Anastasia Pavlou understands her artistic work as one that can be perceived as context-related in installed form in exhibitions, thus enabling her to create an expanded aesthetic space of experience. Pavlou’s paintings, which take their cues from Art Informel, are both tightly organized and remarkable for the transparency and expansiveness of their pictorial space. They come across as works that were created spontaneously but developed slowly. Her autonomous, small-format drawings, meanwhile, are a form of figurative, inspired visual thinking. We encounter them again, scaled up, on canvases in her exhibitions. Pavlou favours a perception of works of art that the British philosopher Richard Wollheim in 1980 described as a “seeing-in” as opposed to the representational seeing, or “seeing-as,” that in contemporary art has since become the norm. “Seeing-in,” unlike the more direct “seeing-as,” “permits unlimited, simultaneous attention to what is seen and to the features of the medium,” writes Wollheim. It is this material aspect of art to which the artist, in her current works, directs our attention. 

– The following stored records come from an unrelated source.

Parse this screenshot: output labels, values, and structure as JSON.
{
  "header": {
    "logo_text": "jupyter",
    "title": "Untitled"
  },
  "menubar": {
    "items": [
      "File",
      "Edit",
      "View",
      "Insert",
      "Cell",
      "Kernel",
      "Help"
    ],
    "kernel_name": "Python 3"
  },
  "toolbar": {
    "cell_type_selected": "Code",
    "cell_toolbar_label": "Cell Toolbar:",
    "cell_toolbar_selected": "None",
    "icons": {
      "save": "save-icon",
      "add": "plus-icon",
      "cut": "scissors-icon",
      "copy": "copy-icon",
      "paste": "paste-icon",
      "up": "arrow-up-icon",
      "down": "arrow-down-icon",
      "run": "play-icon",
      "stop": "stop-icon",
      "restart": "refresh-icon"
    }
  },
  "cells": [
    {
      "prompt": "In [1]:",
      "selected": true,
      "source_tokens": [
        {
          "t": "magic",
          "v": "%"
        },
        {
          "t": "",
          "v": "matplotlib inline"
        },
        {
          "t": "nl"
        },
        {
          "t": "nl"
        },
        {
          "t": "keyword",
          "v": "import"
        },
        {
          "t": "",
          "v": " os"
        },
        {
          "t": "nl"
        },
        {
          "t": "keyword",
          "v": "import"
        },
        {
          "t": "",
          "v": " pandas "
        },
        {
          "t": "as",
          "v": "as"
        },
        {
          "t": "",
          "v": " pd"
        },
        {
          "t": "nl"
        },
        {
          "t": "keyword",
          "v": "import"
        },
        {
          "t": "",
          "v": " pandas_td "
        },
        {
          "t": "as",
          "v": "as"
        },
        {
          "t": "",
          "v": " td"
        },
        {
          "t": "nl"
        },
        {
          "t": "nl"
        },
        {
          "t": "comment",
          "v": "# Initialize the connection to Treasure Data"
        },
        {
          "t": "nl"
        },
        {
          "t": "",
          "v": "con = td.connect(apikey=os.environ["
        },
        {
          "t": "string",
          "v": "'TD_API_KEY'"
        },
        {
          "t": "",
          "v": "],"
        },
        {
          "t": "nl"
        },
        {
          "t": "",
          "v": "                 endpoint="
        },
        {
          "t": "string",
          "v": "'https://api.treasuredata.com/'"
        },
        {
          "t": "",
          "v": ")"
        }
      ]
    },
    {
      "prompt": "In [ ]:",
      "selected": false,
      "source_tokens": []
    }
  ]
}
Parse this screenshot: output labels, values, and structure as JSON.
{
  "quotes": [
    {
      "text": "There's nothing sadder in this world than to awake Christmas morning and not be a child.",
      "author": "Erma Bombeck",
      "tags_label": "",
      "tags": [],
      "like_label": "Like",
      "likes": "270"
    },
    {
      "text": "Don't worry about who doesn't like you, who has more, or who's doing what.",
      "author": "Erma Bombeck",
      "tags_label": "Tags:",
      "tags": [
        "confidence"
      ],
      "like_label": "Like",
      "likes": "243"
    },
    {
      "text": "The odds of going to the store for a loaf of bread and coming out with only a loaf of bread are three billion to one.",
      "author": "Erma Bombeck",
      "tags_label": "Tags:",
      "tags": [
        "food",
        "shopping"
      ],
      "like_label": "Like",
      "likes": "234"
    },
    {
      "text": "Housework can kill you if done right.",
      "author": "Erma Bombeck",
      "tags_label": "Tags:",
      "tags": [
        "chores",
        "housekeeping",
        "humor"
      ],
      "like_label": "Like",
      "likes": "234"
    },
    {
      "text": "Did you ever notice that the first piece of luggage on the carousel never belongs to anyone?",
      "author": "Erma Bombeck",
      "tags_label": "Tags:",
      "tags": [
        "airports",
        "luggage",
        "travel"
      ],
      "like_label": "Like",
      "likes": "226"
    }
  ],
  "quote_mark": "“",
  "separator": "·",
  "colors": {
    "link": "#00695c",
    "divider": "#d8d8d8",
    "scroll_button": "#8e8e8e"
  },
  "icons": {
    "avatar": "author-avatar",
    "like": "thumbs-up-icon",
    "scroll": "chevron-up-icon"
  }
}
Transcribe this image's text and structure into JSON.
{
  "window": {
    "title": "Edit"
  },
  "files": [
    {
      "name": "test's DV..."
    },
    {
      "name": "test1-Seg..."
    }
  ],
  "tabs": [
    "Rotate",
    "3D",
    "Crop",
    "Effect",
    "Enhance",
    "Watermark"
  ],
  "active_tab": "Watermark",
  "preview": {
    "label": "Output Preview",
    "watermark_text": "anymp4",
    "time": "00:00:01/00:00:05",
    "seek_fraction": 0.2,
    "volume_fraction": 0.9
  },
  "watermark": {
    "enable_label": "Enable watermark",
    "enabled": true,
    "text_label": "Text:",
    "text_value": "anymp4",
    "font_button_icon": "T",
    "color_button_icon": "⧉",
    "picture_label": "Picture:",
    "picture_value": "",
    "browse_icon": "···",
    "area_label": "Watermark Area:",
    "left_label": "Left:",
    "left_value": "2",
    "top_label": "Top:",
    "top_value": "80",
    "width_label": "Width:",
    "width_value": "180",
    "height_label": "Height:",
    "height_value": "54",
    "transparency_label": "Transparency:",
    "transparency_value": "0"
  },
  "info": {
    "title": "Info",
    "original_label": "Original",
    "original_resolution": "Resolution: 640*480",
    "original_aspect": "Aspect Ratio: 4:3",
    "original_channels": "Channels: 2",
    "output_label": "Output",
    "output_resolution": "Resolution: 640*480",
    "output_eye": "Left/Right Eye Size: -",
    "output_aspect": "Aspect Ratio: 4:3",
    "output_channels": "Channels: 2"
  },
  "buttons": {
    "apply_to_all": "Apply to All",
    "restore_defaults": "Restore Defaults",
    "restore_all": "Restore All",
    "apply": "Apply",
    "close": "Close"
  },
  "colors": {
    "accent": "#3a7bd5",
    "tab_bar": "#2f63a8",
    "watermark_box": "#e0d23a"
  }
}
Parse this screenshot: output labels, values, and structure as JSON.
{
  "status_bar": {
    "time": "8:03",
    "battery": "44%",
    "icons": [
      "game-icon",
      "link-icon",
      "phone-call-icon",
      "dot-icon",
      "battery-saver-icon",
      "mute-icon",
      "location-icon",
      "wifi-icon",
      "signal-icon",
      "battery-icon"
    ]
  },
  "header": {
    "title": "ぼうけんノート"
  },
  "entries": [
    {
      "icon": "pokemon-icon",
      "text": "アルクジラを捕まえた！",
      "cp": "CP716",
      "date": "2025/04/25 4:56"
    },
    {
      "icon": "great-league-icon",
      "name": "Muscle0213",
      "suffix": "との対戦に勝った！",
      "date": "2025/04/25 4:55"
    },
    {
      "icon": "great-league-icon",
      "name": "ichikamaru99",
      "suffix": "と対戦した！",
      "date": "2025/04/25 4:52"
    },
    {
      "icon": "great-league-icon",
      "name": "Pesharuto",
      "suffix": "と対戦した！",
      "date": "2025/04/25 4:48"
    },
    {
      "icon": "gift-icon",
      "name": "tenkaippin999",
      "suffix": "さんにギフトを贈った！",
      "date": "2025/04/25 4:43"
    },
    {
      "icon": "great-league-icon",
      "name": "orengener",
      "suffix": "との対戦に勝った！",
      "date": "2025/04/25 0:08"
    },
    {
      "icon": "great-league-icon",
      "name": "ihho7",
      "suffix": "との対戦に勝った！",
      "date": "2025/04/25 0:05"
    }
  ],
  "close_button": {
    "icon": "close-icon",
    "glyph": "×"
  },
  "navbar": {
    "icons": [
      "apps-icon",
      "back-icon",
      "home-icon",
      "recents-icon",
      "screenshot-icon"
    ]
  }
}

Anastasia Pavlou is planning her exhibition Notes and Counter Notes on the Light that Burns in Amden as a prologue to an exhibition in Athens, which will open this fall. Repetition and continuation are thus two keywords that describe the planned process. With the exception of a small self-portrait, Pavlou will create all of the works on display in Amden during a short stay on site. Reflections on the function of performative processes in the making of an exhibition and on what the French artist Pierre Huyghe called the “temporalization of the exhibition” play an important role for Pavlou in Notes and Counter Notes on the Light that Burns. The aim of her presentation in Amden is to create a connection to the exhibition space and the region and to understand how these contribute to the creative process. The artist writes that she is trying to do two things at once: “to close my eyes to the possible forms that can emerge until I reach Amden, and to allow the environment and the place to set the creative process in motion once I am physically there, and at the same time to put myself in a mental process in which I can imagine how something can begin in Amden and end in Amden.”

Since its founding, the Amden Atelier has been a place of artistic experimentation, which being far removed from classical museum conditions lends itself to the development and exhibition of new kinds of artwork. Some of the artists who have exhibited there, many of them at the start of their careers, created works for their exhibition in Amden that were to have a defining impact on their artistic development thereafter.